Unemployment, rats and brains

A soup kitchen in Chicago, supposedly sponsored by Al Capone. Question: will there be enough gangsters left in the country to sponsor needed soup kitchens if we’re all forced to go to involuntary part-time?

First, where have I been? Lots happening in the world (especially on topics of Bradley Manning, Edward Snowden, et al). I will address.  But today’s news was the US unemployment figures, proudly trumpeted everywhere–the economy created a cool 162,000 jobs last month! Huzzah! True, it takes 150 thousand just to keep even with population growth, but expectations were mixed. so Huzzah!

Except there are a couple of flies in the ointment. First, the 12,000 ‘extra’ jobs somehow created a fall in unemployment from 7.5 to 7.4. Mathematically, that isn’t possible, and as usual, it took a bit of time for someone to come forward and admit that the .1% fall in unemployment was about more people dropping out of the workforce (as in they’ve stopped looking). But for a brief time, Huffington Post and other media outlets admitted an ugly truth before yanking the employment story altogether.  You can see the story here if it hasn’t been irretrievably buried already. Not only was the job report for July kind of meh; a significant number of the jobs created in July are part-time. And this is not a one-off. Thanks to Tyler Durden teasing out the numbers over at Zerohedge, we now know that some 77% of the jobs that have been created in 2013 are part-time. In fact, it’s even worse than that–there’s been a swapping out of fulltime positions for part-time positions for much of the year that has been masked by the creation of those half-jobs. This is actually consistent with reports from friends, many of whom are being involuntarily ‘converted’ to part time.

That isn’t the narrative that supporters of the White House want to leave you with, of course–HP replaced its downer articles with a chirpy ‘good but not good enough’ piece by MSNBC’s Jared Bernstein. We’re in an employment crisis that rivals that of the 1930’s, and the best our leaders can do is argue over defunding Obamacare.
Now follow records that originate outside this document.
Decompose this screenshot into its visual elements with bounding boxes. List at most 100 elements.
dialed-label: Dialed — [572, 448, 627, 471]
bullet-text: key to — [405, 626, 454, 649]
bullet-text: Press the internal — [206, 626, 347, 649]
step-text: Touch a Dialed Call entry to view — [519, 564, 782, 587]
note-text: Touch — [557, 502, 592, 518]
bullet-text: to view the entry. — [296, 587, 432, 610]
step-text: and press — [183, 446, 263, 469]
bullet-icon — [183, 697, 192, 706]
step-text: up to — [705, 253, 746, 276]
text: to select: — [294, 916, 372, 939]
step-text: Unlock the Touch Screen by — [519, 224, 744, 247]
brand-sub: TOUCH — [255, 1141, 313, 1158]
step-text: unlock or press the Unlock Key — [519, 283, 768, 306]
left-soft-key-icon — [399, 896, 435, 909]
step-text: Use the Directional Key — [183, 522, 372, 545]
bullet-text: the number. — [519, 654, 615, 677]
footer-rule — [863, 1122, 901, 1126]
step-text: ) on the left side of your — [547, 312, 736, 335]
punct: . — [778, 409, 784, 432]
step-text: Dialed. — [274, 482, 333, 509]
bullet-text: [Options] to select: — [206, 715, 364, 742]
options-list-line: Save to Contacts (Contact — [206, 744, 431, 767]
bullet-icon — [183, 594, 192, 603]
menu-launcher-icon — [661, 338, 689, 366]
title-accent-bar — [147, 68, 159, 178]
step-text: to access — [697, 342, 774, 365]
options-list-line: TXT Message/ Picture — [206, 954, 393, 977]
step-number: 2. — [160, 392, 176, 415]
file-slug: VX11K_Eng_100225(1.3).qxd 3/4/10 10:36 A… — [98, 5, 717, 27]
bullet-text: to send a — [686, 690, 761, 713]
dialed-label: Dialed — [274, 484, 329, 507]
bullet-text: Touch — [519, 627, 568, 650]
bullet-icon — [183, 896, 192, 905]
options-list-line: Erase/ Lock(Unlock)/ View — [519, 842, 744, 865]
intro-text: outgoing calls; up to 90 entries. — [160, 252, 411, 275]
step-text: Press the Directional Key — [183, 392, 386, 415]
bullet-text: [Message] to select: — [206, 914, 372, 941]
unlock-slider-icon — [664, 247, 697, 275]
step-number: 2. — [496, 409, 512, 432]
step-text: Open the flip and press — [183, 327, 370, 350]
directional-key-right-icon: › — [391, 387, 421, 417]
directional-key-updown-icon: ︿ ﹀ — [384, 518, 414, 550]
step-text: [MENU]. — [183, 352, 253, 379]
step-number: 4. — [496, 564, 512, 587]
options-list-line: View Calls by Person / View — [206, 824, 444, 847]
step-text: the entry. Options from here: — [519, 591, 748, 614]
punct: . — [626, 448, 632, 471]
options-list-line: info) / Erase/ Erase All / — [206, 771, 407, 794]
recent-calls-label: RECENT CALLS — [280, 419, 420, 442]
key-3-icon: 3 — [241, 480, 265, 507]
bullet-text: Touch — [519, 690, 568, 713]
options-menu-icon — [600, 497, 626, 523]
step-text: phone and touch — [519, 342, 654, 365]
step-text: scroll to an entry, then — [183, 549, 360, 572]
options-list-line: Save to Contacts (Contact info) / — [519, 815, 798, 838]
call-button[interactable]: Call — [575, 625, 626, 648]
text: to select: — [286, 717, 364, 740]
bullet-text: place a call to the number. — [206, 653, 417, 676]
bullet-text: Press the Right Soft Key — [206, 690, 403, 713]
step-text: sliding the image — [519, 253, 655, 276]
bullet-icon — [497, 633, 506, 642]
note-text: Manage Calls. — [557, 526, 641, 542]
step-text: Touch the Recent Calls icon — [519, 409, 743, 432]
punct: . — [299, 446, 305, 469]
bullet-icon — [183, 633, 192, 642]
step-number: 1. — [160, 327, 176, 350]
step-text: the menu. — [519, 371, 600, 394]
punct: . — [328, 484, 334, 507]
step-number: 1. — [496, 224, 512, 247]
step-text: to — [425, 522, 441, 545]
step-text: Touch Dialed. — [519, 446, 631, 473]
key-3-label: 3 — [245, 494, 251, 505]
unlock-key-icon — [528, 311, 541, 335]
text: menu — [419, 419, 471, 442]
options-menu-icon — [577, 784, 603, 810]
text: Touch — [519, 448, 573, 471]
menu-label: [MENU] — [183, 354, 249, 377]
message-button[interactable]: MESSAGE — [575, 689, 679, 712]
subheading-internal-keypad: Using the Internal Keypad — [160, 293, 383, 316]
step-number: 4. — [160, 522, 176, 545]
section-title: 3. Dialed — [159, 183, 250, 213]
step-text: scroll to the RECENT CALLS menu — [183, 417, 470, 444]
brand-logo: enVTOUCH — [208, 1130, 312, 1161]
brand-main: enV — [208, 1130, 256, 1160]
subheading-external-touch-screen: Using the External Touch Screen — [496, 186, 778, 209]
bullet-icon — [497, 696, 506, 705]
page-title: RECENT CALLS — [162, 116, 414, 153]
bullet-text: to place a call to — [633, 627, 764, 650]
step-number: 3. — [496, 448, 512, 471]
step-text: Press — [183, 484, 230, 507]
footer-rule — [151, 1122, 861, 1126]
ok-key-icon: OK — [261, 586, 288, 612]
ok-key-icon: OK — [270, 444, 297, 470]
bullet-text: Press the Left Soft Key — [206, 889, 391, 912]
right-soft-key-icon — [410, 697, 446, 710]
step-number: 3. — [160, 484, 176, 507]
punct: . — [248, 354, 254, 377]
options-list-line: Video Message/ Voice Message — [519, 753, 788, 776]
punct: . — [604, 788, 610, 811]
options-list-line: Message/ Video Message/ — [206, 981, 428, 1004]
Which brings me to rats and brains. I know, hard to figure out the connection, but let me try here. I’m a longtime fan of NPR’s Radiolab program. Radiolab is a science program for people who’ve been fine arts majors too long, but it’s full of twists and turns and the hosts make science accessible. This week’s episode is about blood–specifically about the mysteries of blood and the long history of researchers trying to plumb its mysteries. One of the pieces that was of interest involved the work of Dr. Saul Villeda, a researcher at UCSF with his own lab. Their lab homepage lays out their mission (in part) this way:  Our lab is interested in understanding what drives regenerative and cognitive impairments in the aging brain, and moreover how the effects of aging can be reversed in the old brain.

So here’s the research you need to know about: Dr. Villeda had discovered that when confronted with the trauma of being in water (apparently a big deal for the rodent set), young rats exposed to the same environment and with the same escape routes eventually memorize them–they can escape the water trap relatively quickly after a few exposures. But older rats cannot–they face each dunking as if encountering it for a first time, and struggle through trial and error to find the escape route.

Here’s a question: what defines an ‘old’ lab rat? How does it correlate with human chronological aging? The Radiolab hosts made light-hearted jokes about co-host Robert Krulwich frequently losing his keys, but are people above a certain age closed out of re-learning tasks? The US has a very large number of fifty-somethings who’ve been part-timed. Are they going to be able to find their way in a profoundly different employment environment?

Our economy is undergoing a wrenching change in terms of what we call employment and work environments. Many of the chronically unemployed are people on the cusp of retirement who now have to fill another five to ten years doing something profoundly different from what they had been doing professionally for most of their working lives. In NPR’s reporting on the Jobs Report, one commentator kept coming back to the idea of education as a panacea for resolving our unemployment problem. Beyond the fact that educated people are also unemployed, there is a real question of how adept we uber-primates are at starting from scratch in our working lives once we’ve passed the five decade mark.

Thoughts like this have been bothering me a good deal lately. I’m hoping we’re all able to find work before we’re food for the worms. But why aren’t people protesting in the streets as is the case in Spain and Greece?